In 1933 the Administration of Justice (Miscellaneous Provisions) Bill was introduced to the House of Lords. The Bill also removed the right to trial by jury in civil cases except those involving libel, slander, malicious prosecution, seduction and breach of marriage. Six Lords spoke in the debate all in favour of abolition.
Lord Chancellor Viscount Sankey (Fabian) moved the Bill, confident that Stipendiary Magistrates together with a vigilant press would be sufficient to protect citizens' rights.
Lord Atkin (no party) acknowledged a time when the Grand Jury was a real constitutional safeguard ... "in prosecutions for political offences - but possibly those days may now assumed to be over." He thought the right to trial by jury should also remain for cases of wrongful dismissal and insurance claims.
Lord Darling (Con) thought Grand Juries were not worth the trouble and expense to provide grand jurors with a 'university education'.
Lord Hanworth (Con) considered the proposals to remove the right to trial by jury was just a change of emphasis.
In the House of Commons nine MPs took part in the debate. Eight, all lawyers, spoke in favour of abolition with one against.
Attorney General Sir Thomas Inskip MP (Con) moved the Bill. He reported that the Hanworth Committee had been very 'expedient' to produce their 'unanimous' report with the help of 'experts'. Though he was sad to see Grand Juries abolished "in this practical age we cannot afford to pay too high a price for sentiment." Grand Juries were very expensive, troublesome and didn't really serve any purpose. He made the point that the right to trial by jury could have been removed through the Rules Committee but because the public was so interested in the subject the decision was made to pass it with legislation.

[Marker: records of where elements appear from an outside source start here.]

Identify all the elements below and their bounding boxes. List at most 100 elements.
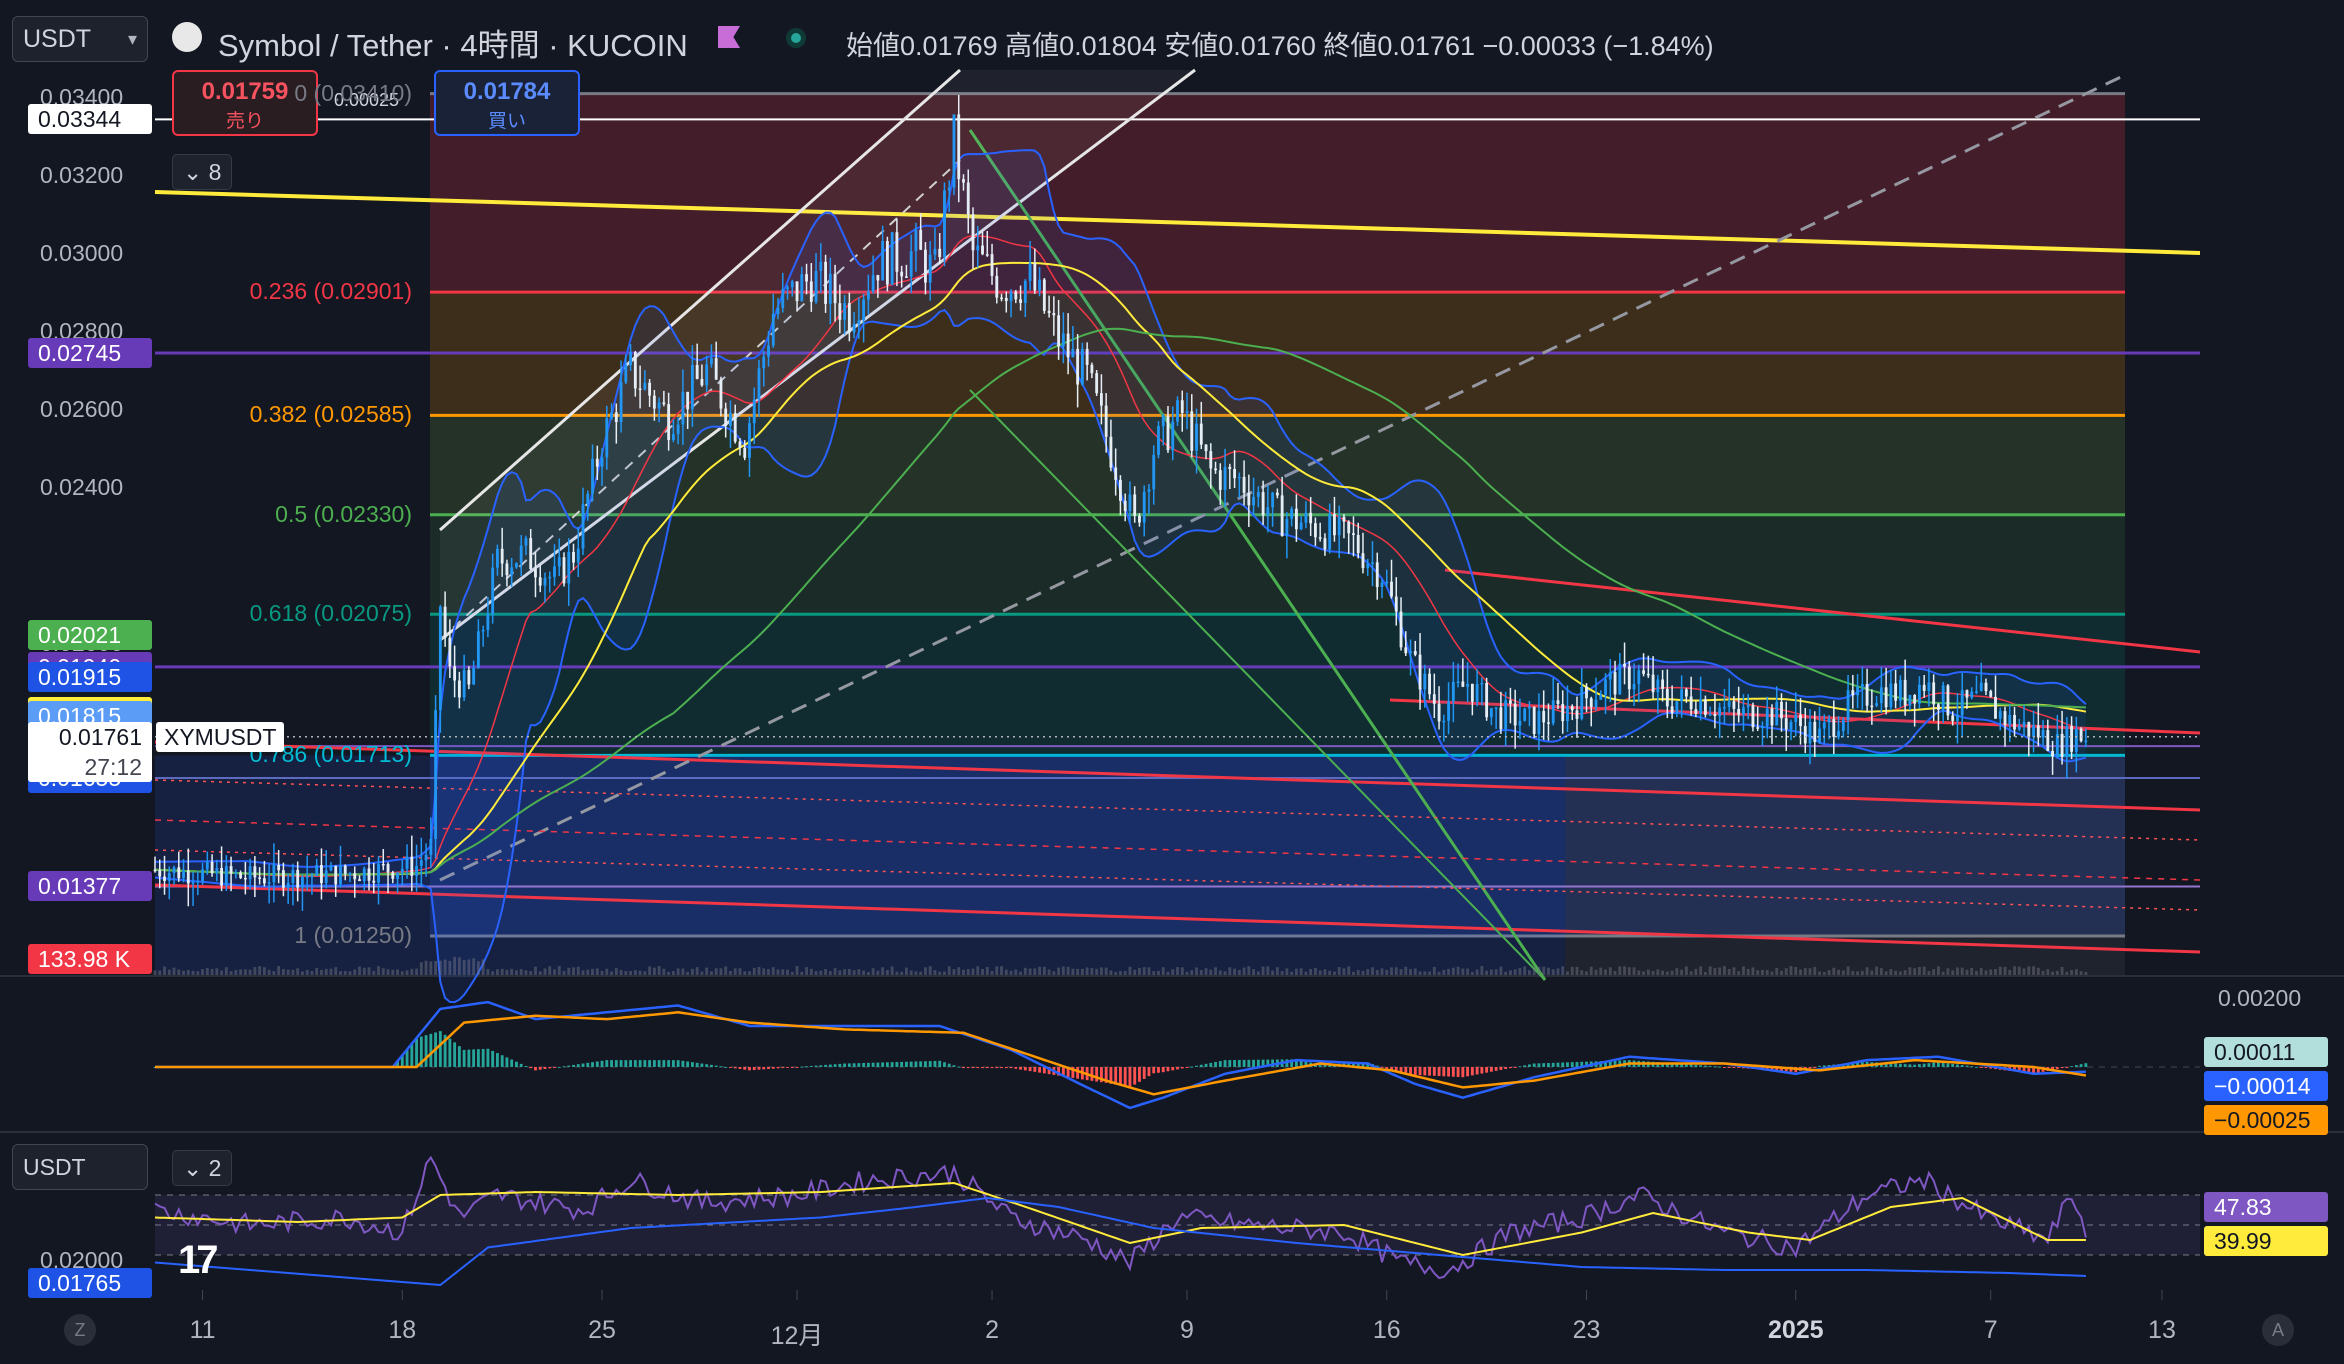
macd-histogram-bar xyxy=(852,1063,856,1067)
candle-body xyxy=(1152,454,1156,490)
candle-body xyxy=(1119,479,1122,501)
volume-bar xyxy=(1965,969,1969,975)
volume-bar xyxy=(453,957,457,975)
candle-body xyxy=(1380,582,1384,588)
rsi-unit-select[interactable]: USDT xyxy=(12,1144,148,1190)
macd-histogram-bar xyxy=(786,1066,789,1068)
zoom-button[interactable]: Z xyxy=(64,1314,96,1346)
macd-histogram-bar xyxy=(1451,1066,1455,1077)
volume-bar xyxy=(771,967,775,975)
macd-histogram-bar xyxy=(890,1062,894,1067)
macd-histogram-bar xyxy=(1456,1066,1460,1077)
candle-body xyxy=(771,313,775,346)
macd-histogram-bar xyxy=(557,1066,561,1068)
candle-body xyxy=(505,563,509,576)
candle-body xyxy=(267,882,271,884)
volume-bar xyxy=(733,968,737,975)
volume-bar xyxy=(1090,968,1094,975)
candle-body xyxy=(1898,679,1902,701)
candle-body xyxy=(833,273,837,304)
macd-histogram-bar xyxy=(1979,1066,1983,1068)
volume-bar xyxy=(1789,966,1793,975)
macd-histogram-bar xyxy=(824,1064,827,1067)
candle-body xyxy=(2084,740,2088,743)
macd-histogram-bar xyxy=(1970,1066,1974,1068)
volume-bar xyxy=(1076,968,1080,975)
macd-histogram-bar xyxy=(529,1066,533,1069)
volume-bar xyxy=(220,970,224,975)
candle-body xyxy=(686,391,690,410)
candle-body xyxy=(1470,683,1474,702)
macd-histogram-bar xyxy=(1423,1066,1427,1076)
macd-histogram-bar xyxy=(1813,1066,1817,1068)
buy-button[interactable]: 0.01784 買い xyxy=(434,70,580,136)
volume-bar xyxy=(995,966,999,975)
candle-body xyxy=(952,114,956,188)
candle-body xyxy=(186,870,190,884)
candle-body xyxy=(158,869,162,877)
candle-body xyxy=(1794,714,1798,722)
candle-body xyxy=(2051,750,2054,757)
candle-body xyxy=(900,271,904,277)
candle-body xyxy=(1399,611,1403,648)
candle-body xyxy=(1627,666,1631,690)
rsi-collapse-button[interactable]: ⌄ 2 xyxy=(172,1150,233,1186)
candle-body xyxy=(1703,699,1707,715)
volume-bar xyxy=(1252,969,1256,975)
candle-body xyxy=(1299,522,1303,530)
candle-body xyxy=(215,868,219,874)
volume-bar xyxy=(1665,971,1669,975)
macd-histogram-bar xyxy=(1822,1065,1826,1067)
time-axis-tick: 16 xyxy=(1372,1316,1401,1344)
volume-bar xyxy=(1946,968,1950,975)
candle-body xyxy=(196,880,200,883)
volume-bar xyxy=(952,969,956,975)
volume-bar xyxy=(586,969,590,975)
flag-icon[interactable] xyxy=(718,26,740,48)
macd-histogram-bar xyxy=(881,1062,885,1067)
time-axis-tick: 18 xyxy=(388,1316,417,1344)
candle-body xyxy=(662,402,666,405)
volume-bar xyxy=(476,961,480,975)
time-axis-tick: 23 xyxy=(1572,1316,1601,1344)
macd-histogram-bar xyxy=(1718,1066,1722,1068)
candle-body xyxy=(1818,728,1821,743)
volume-bar xyxy=(1323,969,1327,975)
volume-bar xyxy=(1661,970,1665,975)
volume-bar xyxy=(1385,969,1389,975)
chevron-down-icon: ⌄ xyxy=(183,159,209,185)
candle-body xyxy=(1684,689,1688,697)
chart-canvas[interactable] xyxy=(0,0,2344,1364)
volume-bar xyxy=(358,966,361,975)
volume-bar xyxy=(1195,967,1198,975)
macd-histogram-bar xyxy=(448,1038,452,1067)
macd-histogram-bar xyxy=(605,1060,609,1067)
indicators-collapse-button[interactable]: ⌄ 8 xyxy=(172,154,233,190)
time-axis-tick: 2 xyxy=(985,1316,999,1344)
volume-bar xyxy=(1732,967,1736,975)
volume-bar xyxy=(1884,971,1888,975)
auto-scale-button[interactable]: A xyxy=(2262,1314,2294,1346)
volume-bar xyxy=(234,969,238,975)
candle-body xyxy=(748,423,751,458)
macd-histogram-bar xyxy=(1547,1063,1550,1067)
volume-bar xyxy=(1042,966,1046,975)
volume-bar xyxy=(1537,966,1541,975)
volume-bar xyxy=(814,971,818,975)
macd-histogram-bar xyxy=(767,1066,770,1069)
candle-body xyxy=(700,378,704,386)
tradingview-logo-icon[interactable]: 17 xyxy=(178,1238,218,1283)
candle-body xyxy=(472,667,476,685)
macd-histogram-bar xyxy=(1409,1066,1412,1075)
candle-body xyxy=(1623,663,1626,667)
candle-body xyxy=(1975,691,1978,693)
volume-bar xyxy=(1932,969,1936,975)
candle-body xyxy=(1190,411,1194,451)
volume-bar xyxy=(553,969,556,975)
volume-bar xyxy=(662,968,666,975)
volume-bar xyxy=(400,971,404,975)
currency-select[interactable]: USDT ▾ xyxy=(12,16,148,62)
macd-histogram-bar xyxy=(1722,1066,1726,1068)
symbol-title[interactable]: Symbol / Tether · 4時間 · KUCOIN xyxy=(218,20,688,65)
candle-body xyxy=(534,569,537,578)
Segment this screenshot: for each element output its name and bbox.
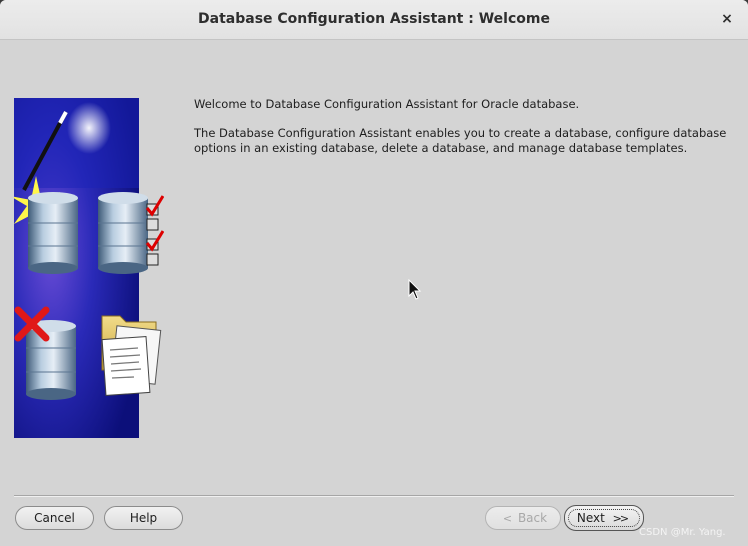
- dialog-content: Welcome to Database Configuration Assist…: [0, 40, 748, 546]
- description-text: The Database Configuration Assistant ena…: [194, 126, 727, 155]
- window-title: Database Configuration Assistant : Welco…: [198, 11, 550, 27]
- close-button[interactable]: ×: [718, 10, 736, 28]
- button-separator: [14, 495, 734, 497]
- help-button[interactable]: Help: [104, 506, 183, 530]
- watermark-text: CSDN @Mr. Yang.: [639, 527, 726, 538]
- mouse-pointer-icon: [408, 279, 422, 300]
- welcome-line: Welcome to Database Configuration Assist…: [194, 97, 580, 111]
- back-button[interactable]: < Back: [485, 506, 561, 530]
- next-button[interactable]: Next >>: [564, 505, 644, 531]
- cancel-button[interactable]: Cancel: [15, 506, 94, 530]
- title-bar[interactable]: Database Configuration Assistant : Welco…: [0, 0, 748, 40]
- welcome-text: Welcome to Database Configuration Assist…: [194, 97, 734, 170]
- dialog-window: Database Configuration Assistant : Welco…: [0, 0, 748, 546]
- focus-ring: [568, 509, 640, 527]
- back-arrow-icon: <: [502, 512, 512, 525]
- database-wizard-illustration: [14, 98, 164, 438]
- back-label: Back: [517, 511, 548, 525]
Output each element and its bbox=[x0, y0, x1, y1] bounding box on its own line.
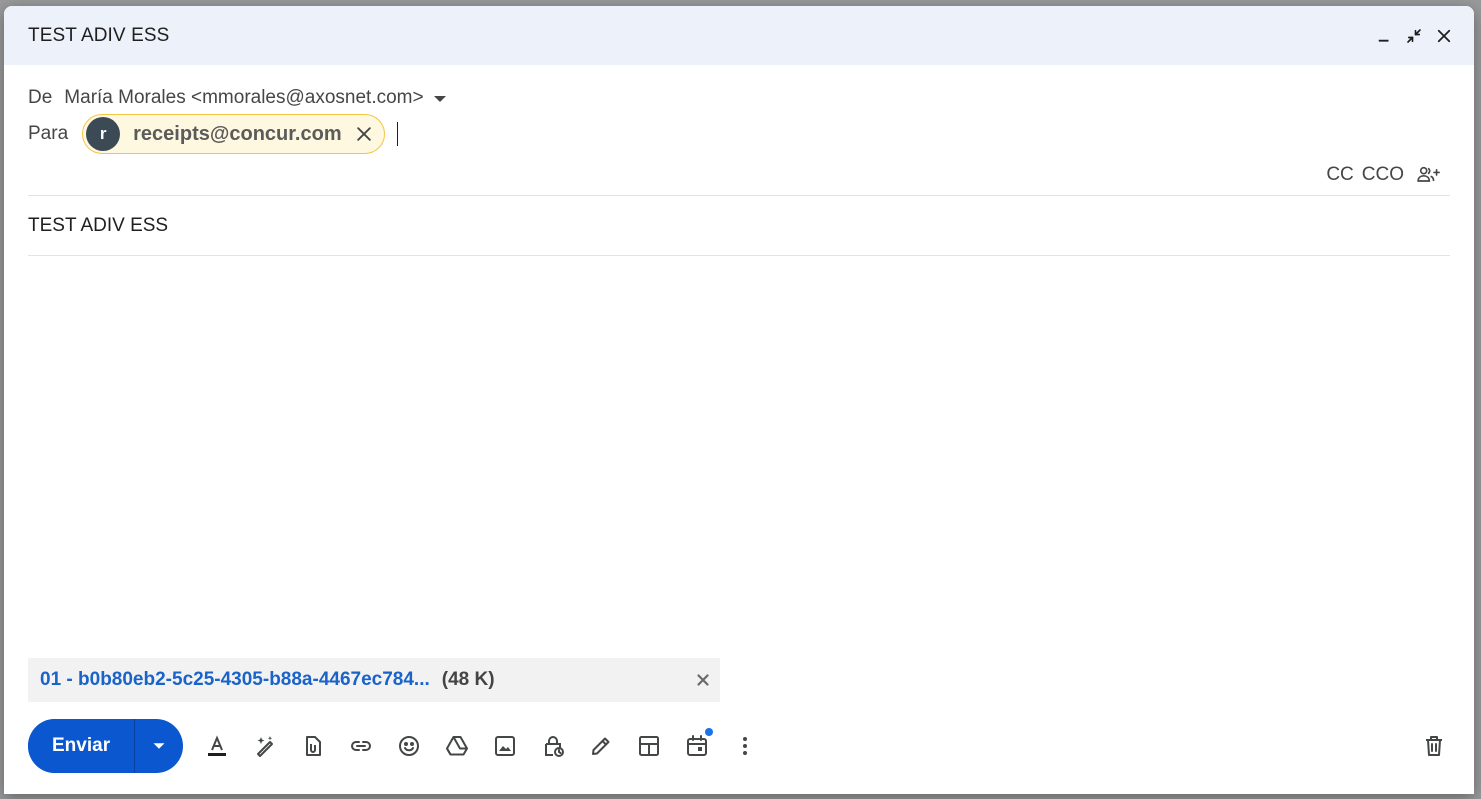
formatting-tools bbox=[201, 728, 761, 762]
insert-photo-icon[interactable] bbox=[489, 730, 521, 762]
to-label: Para bbox=[28, 123, 69, 144]
minimize-icon[interactable] bbox=[1374, 26, 1394, 46]
recipient-avatar: r bbox=[86, 117, 121, 151]
recipient-chip[interactable]: r receipts@concur.com bbox=[82, 114, 385, 154]
confidential-mode-icon[interactable] bbox=[537, 730, 569, 762]
compose-title: TEST ADIV ESS bbox=[28, 24, 170, 46]
compose-window: TEST ADIV ESS De María Morales <mmorales… bbox=[4, 6, 1474, 794]
attach-file-icon[interactable] bbox=[297, 730, 329, 762]
text-format-icon[interactable] bbox=[201, 730, 233, 762]
bcc-button[interactable]: CCO bbox=[1362, 164, 1404, 186]
add-recipients-icon[interactable] bbox=[1412, 161, 1444, 189]
window-controls bbox=[1374, 26, 1454, 46]
magic-write-icon[interactable] bbox=[249, 730, 281, 762]
emoji-icon[interactable] bbox=[393, 730, 425, 762]
remove-recipient-icon[interactable] bbox=[354, 124, 374, 144]
subject-row[interactable]: TEST ADIV ESS bbox=[4, 196, 1474, 255]
remove-attachment-icon[interactable] bbox=[694, 671, 712, 689]
send-button-group: Enviar bbox=[28, 719, 184, 773]
insert-link-icon[interactable] bbox=[345, 730, 377, 762]
cc-row: CC CCO bbox=[4, 155, 1474, 195]
schedule-event-icon[interactable] bbox=[681, 728, 714, 762]
attachment-item[interactable]: 01 - b0b80eb2-5c25-4305-b88a-4467ec784..… bbox=[28, 658, 720, 702]
from-dropdown-icon[interactable] bbox=[433, 96, 446, 102]
compose-toolbar: Enviar bbox=[28, 719, 1450, 773]
signature-icon[interactable] bbox=[585, 730, 617, 762]
message-body[interactable] bbox=[28, 267, 1450, 647]
trash-icon[interactable] bbox=[1418, 730, 1450, 762]
send-options-icon[interactable] bbox=[135, 719, 183, 773]
attachment-name[interactable]: 01 - b0b80eb2-5c25-4305-b88a-4467ec784..… bbox=[40, 669, 430, 691]
close-icon[interactable] bbox=[1434, 26, 1454, 46]
from-value[interactable]: María Morales <mmorales@axosnet.com> bbox=[64, 87, 423, 109]
from-label: De bbox=[28, 87, 53, 108]
to-input-cursor[interactable] bbox=[396, 122, 399, 146]
compose-titlebar: TEST ADIV ESS bbox=[4, 6, 1474, 65]
more-options-icon[interactable] bbox=[729, 730, 761, 762]
subject-divider bbox=[28, 255, 1450, 256]
to-row: Para r receipts@concur.com bbox=[4, 113, 1474, 155]
attachment-size: (48 K) bbox=[441, 669, 495, 690]
drive-icon[interactable] bbox=[441, 730, 473, 762]
cc-button[interactable]: CC bbox=[1326, 164, 1353, 186]
notification-dot bbox=[705, 728, 714, 736]
recipient-email: receipts@concur.com bbox=[133, 122, 342, 145]
send-button[interactable]: Enviar bbox=[28, 719, 136, 773]
subject-field[interactable]: TEST ADIV ESS bbox=[28, 215, 168, 237]
layout-icon[interactable] bbox=[633, 730, 665, 762]
exit-fullscreen-icon[interactable] bbox=[1404, 26, 1424, 46]
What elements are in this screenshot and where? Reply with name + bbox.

Sir Stafford Cripps MP (Lab) declared it "refreshing to see the Conservative Party pulling down the so-called ancient safeguards of the Constitution" and described the Grand Jury as an archaic procedure which had ceased to have any reality in the modern day.
Sir Walter Greaves-Lord MP (Con) thought Grand Jury secrecy was bad for those later acquitted. He reported that it was the Bar Council who had demanded that the right to trial by jury be passed in legislation and that members were opposed to the changes.
Edward Cavendish, Marquess of Hartington MP (Con) was the only person to speak against abolition. Whilst there might be an overwhelming case to abolish Grand Juries in great cities they might still fulfil a very useful function in other places and should be retained where no heavy expenditure was required. If a fascist government created new offences such as holding views disrespectful of the government, then the Grand Jury might be a very constitutional safeguard of immense value. The Grand Jury had been of value in the past and "it is well within the realm of possibility that it might be of great value in the future."